Donnerstag, 11. Februar 2010


Philosophie vom Fortgeschrittenen

Diese Woche war es also endlich so weit. Was aus einem Abend mit viel Bier und viel Rum und glücklicherweise auch einer sehr sehr oberflächlichen Diskussion über Erkenntnistheorien Platons und Lockes hervorging, wurde nun also Wirklichkeit: Das Angebot, für zwei Tage eine Gastprofessur in Philosophie an der lokalen Universität zu halten.
Auch wenn das ersteinmal ziemlich hochtrabend klingt und sich einige mit Sicherheit (und natürlich auch mit Berechtigung) fragen werden, was denn bitte so ein kleiner, unkompetenter und wie sich nun herausstellt auch noch größenwahnsinniger Freiwilliger als "guestspeaker" an einer Uni verloren hat, so muss ich entgegenen, dass diejenigen vollkommen richtig liegen.
Dennoch ist eine Universität auf den Philippinen nicht einmal Ansatzweise mit den Standarts und Qualitäten einer Deutschen zu vergleichen. Das Niveau liegt eher (und selbst das ist teilweise noch äußerst großzügig beschrieben) bei dem eines Gymnasiums, eher noch einer Realschule.
Nichtsdestotrotz freute ich mich natürlich über das einmalige Angebot, nichts zuletzt deshalb, um malwieder ein par seit langem vertrocknete Gehirnzellen zu beanspruchen.
Ich nahm also zuerst einmal an einer normalen Philosophiestunde als passiver Zuhörer teil, um mir ein allgemeines Bild von den Unterrichtsmethoden zu verschaffen.

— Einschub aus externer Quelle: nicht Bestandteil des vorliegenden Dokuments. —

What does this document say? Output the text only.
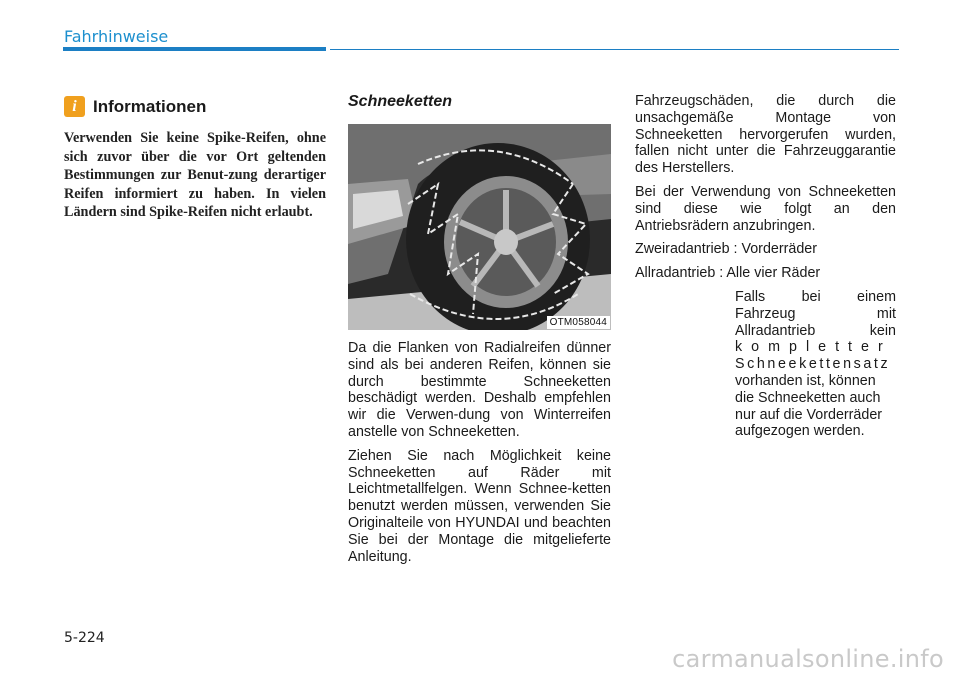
Fahrhinweise
i Informationen

Verwenden Sie keine Spike-Reifen, ohne sich zuvor über die vor Ort geltenden Bestimmungen zur Benut-zung derartiger Reifen informiert zu haben. In vielen Ländern sind Spike-Reifen nicht erlaubt.

Schneeketten
OTM058044

Da die Flanken von Radialreifen dünner sind als bei anderen Reifen, können sie durch bestimmte Schneeketten beschädigt werden. Deshalb empfehlen wir die Verwen-dung von Winterreifen anstelle von Schneeketten.

Ziehen Sie nach Möglichkeit keine Schneeketten auf Räder mit Leichtmetallfelgen. Wenn Schnee-ketten benutzt werden müssen, verwenden Sie Originalteile von HYUNDAI und beachten Sie bei der Montage die mitgelieferte Anleitung.

Fahrzeugschäden, die durch die unsachgemäße Montage von Schneeketten hervorgerufen wurden, fallen nicht unter die Fahrzeuggarantie des Herstellers.

Bei der Verwendung von Schneeketten sind diese wie folgt an den Antriebsrädern anzubringen.

Zweiradantrieb : Vorderräder

Allradantrieb : Alle vier Räder

Falls bei einem
Fahrzeug mit
Allradantrieb kein
kompletter
Schneekettensatz
vorhanden ist, können die Schneeketten auch nur auf die Vorderräder aufgezogen werden.
5-224
carmanualsonline.info
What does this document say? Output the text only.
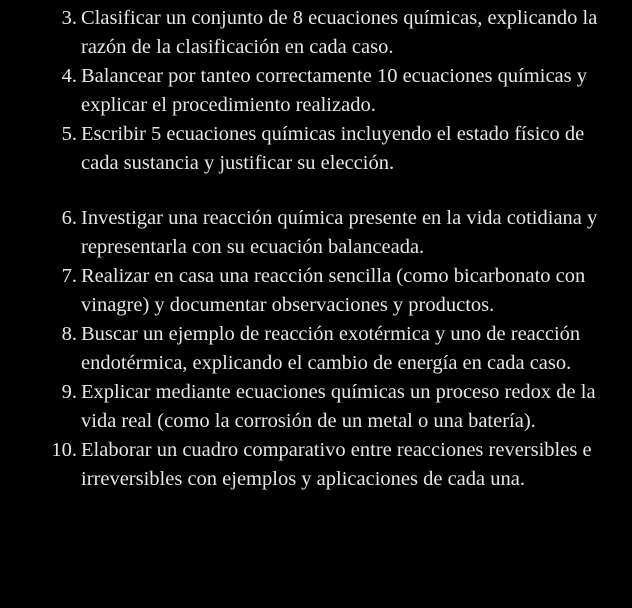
3. Clasificar un conjunto de 8 ecuaciones químicas, explicando la razón de la clasificación en cada caso.
4. Balancear por tanteo correctamente 10 ecuaciones químicas y explicar el procedimiento realizado.
5. Escribir 5 ecuaciones químicas incluyendo el estado físico de cada sustancia y justificar su elección.
6. Investigar una reacción química presente en la vida cotidiana y representarla con su ecuación balanceada.
7. Realizar en casa una reacción sencilla (como bicarbonato con vinagre) y documentar observaciones y productos.
8. Buscar un ejemplo de reacción exotérmica y uno de reacción endotérmica, explicando el cambio de energía en cada caso.
9. Explicar mediante ecuaciones químicas un proceso redox de la vida real (como la corrosión de un metal o una batería).
10. Elaborar un cuadro comparativo entre reacciones reversibles e irreversibles con ejemplos y aplicaciones de cada una.
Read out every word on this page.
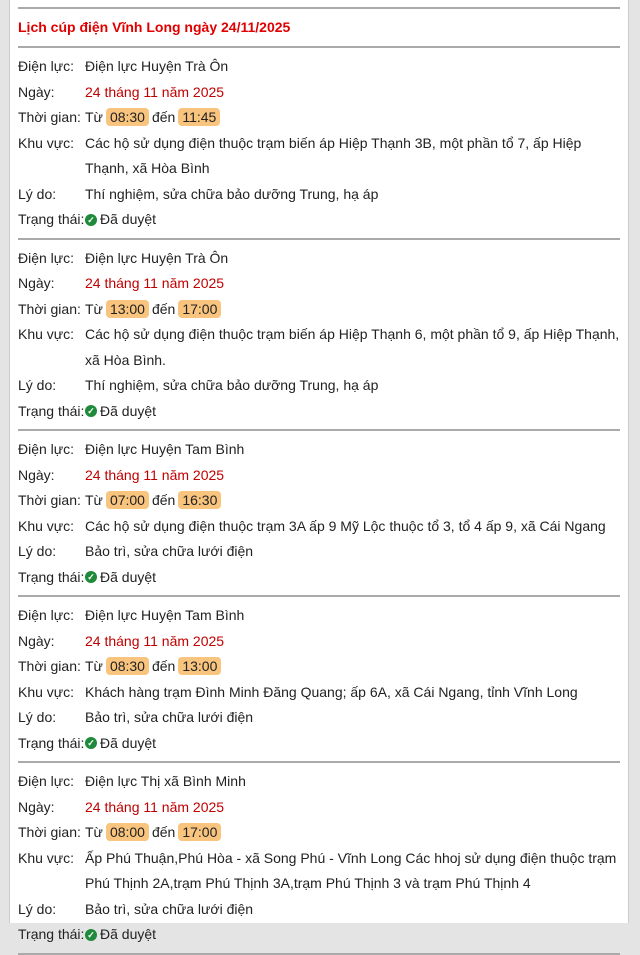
Lịch cúp điện Vĩnh Long ngày 24/11/2025
Điện lực: Điện lực Huyện Trà Ôn
Ngày:	24 tháng 11 năm 2025
Thời gian: Từ 08:30 đến 11:45
Khu vực: Các hộ sử dụng điện thuộc trạm biến áp Hiệp Thạnh 3B, một phần tổ 7, ấp Hiệp Thạnh, xã Hòa Bình
Lý do:	Thí nghiệm, sửa chữa bảo dưỡng Trung, hạ áp
Trạng thái: ✓ Đã duyệt
Điện lực: Điện lực Huyện Trà Ôn
Ngày:	24 tháng 11 năm 2025
Thời gian: Từ 13:00 đến 17:00
Khu vực: Các hộ sử dụng điện thuộc trạm biến áp Hiệp Thạnh 6, một phần tổ 9, ấp Hiệp Thạnh, xã Hòa Bình.
Lý do:	Thí nghiệm, sửa chữa bảo dưỡng Trung, hạ áp
Trạng thái: ✓ Đã duyệt
Điện lực: Điện lực Huyện Tam Bình
Ngày:	24 tháng 11 năm 2025
Thời gian: Từ 07:00 đến 16:30
Khu vực: Các hộ sử dụng điện thuộc trạm 3A ấp 9 Mỹ Lộc thuộc tổ 3, tổ 4 ấp 9, xã Cái Ngang
Lý do:	Bảo trì, sửa chữa lưới điện
Trạng thái: ✓ Đã duyệt
Điện lực: Điện lực Huyện Tam Bình
Ngày:	24 tháng 11 năm 2025
Thời gian: Từ 08:30 đến 13:00
Khu vực: Khách hàng trạm Đình Minh Đăng Quang; ấp 6A, xã Cái Ngang, tỉnh Vĩnh Long
Lý do:	Bảo trì, sửa chữa lưới điện
Trạng thái: ✓ Đã duyệt
Điện lực: Điện lực Thị xã Bình Minh
Ngày:	24 tháng 11 năm 2025
Thời gian: Từ 08:00 đến 17:00
Khu vực: Ấp Phú Thuận,Phú Hòa - xã Song Phú - Vĩnh Long Các hhoj sử dụng điện thuộc trạm Phú Thịnh 2A,trạm Phú Thịnh 3A,trạm Phú Thịnh 3 và trạm Phú Thịnh 4
Lý do:	Bảo trì, sửa chữa lưới điện
Trạng thái: ✓ Đã duyệt
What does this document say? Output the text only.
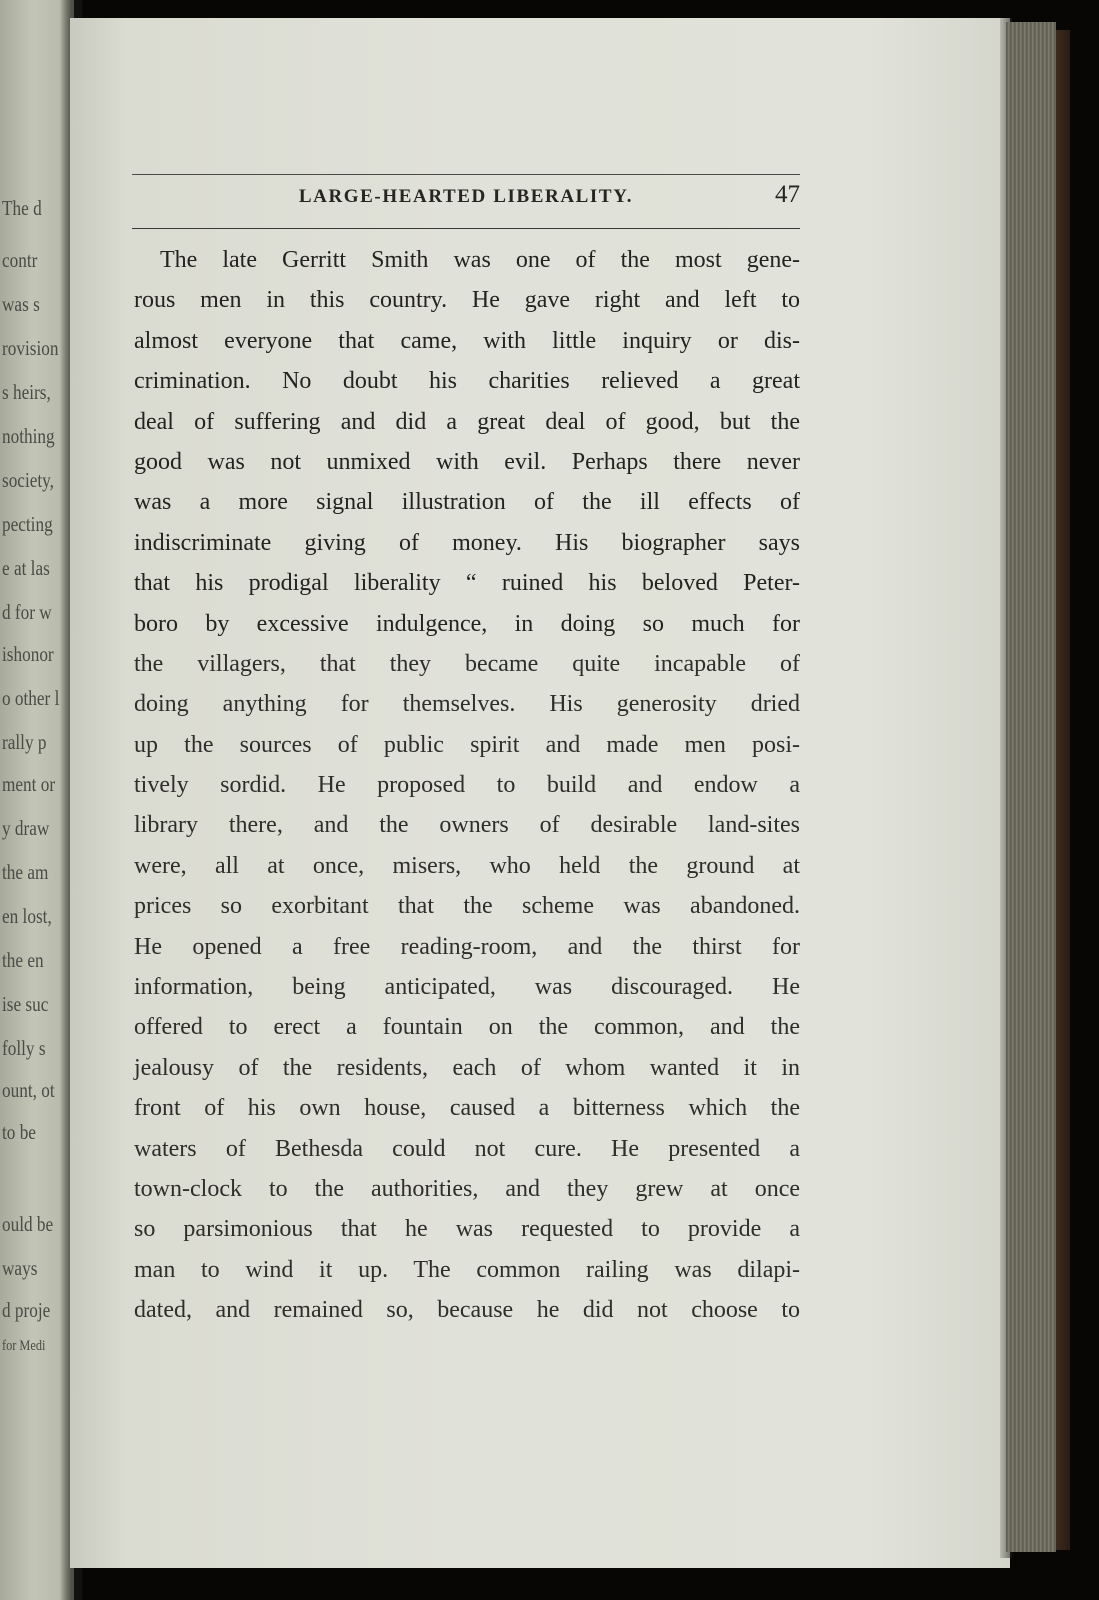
The d
contr
was s
rovision
s heirs,
nothing
society,
pecting
e at las
d for w
ishonor
o other l
rally p
ment or
y draw
the am
en lost,
the en
ise suc
folly s
ount, ot
to be
ould be
ways
d proje
for Medi
LARGE-HEARTED LIBERALITY.	47
The late Gerritt Smith was one of the most gene-
rous men in this country. He gave right and left to
almost everyone that came, with little inquiry or dis-
crimination. No doubt his charities relieved a great
deal of suffering and did a great deal of good, but the
good was not unmixed with evil. Perhaps there never
was a more signal illustration of the ill effects of
indiscriminate giving of money. His biographer says
that his prodigal liberality “ ruined his beloved Peter-
boro by excessive indulgence, in doing so much for
the villagers, that they became quite incapable of
doing anything for themselves. His generosity dried
up the sources of public spirit and made men posi-
tively sordid. He proposed to build and endow a
library there, and the owners of desirable land-sites
were, all at once, misers, who held the ground at
prices so exorbitant that the scheme was abandoned.
He opened a free reading-room, and the thirst for
information, being anticipated, was discouraged. He
offered to erect a fountain on the common, and the
jealousy of the residents, each of whom wanted it in
front of his own house, caused a bitterness which the
waters of Bethesda could not cure. He presented a
town-clock to the authorities, and they grew at once
so parsimonious that he was requested to provide a
man to wind it up. The common railing was dilapi-
dated, and remained so, because he did not choose to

Mit Paulo, dem Lehrer und gleichzeitig Unterbreiter des Angebots, hatte ich vergleichsweise einen äußerst kompetenten und bezüglich Philosophie (aber auch bezüglich Frauen, Bikes und Mucke) allwissenden Mentor gefunden. Zwar war sein Unterricht durch alteingesessener Praktiken immernoch relativ einseitig und frontal, doch wie er es rüberbrachte und was er da sagte war interessant und, noch viel wichtiger, verständlich.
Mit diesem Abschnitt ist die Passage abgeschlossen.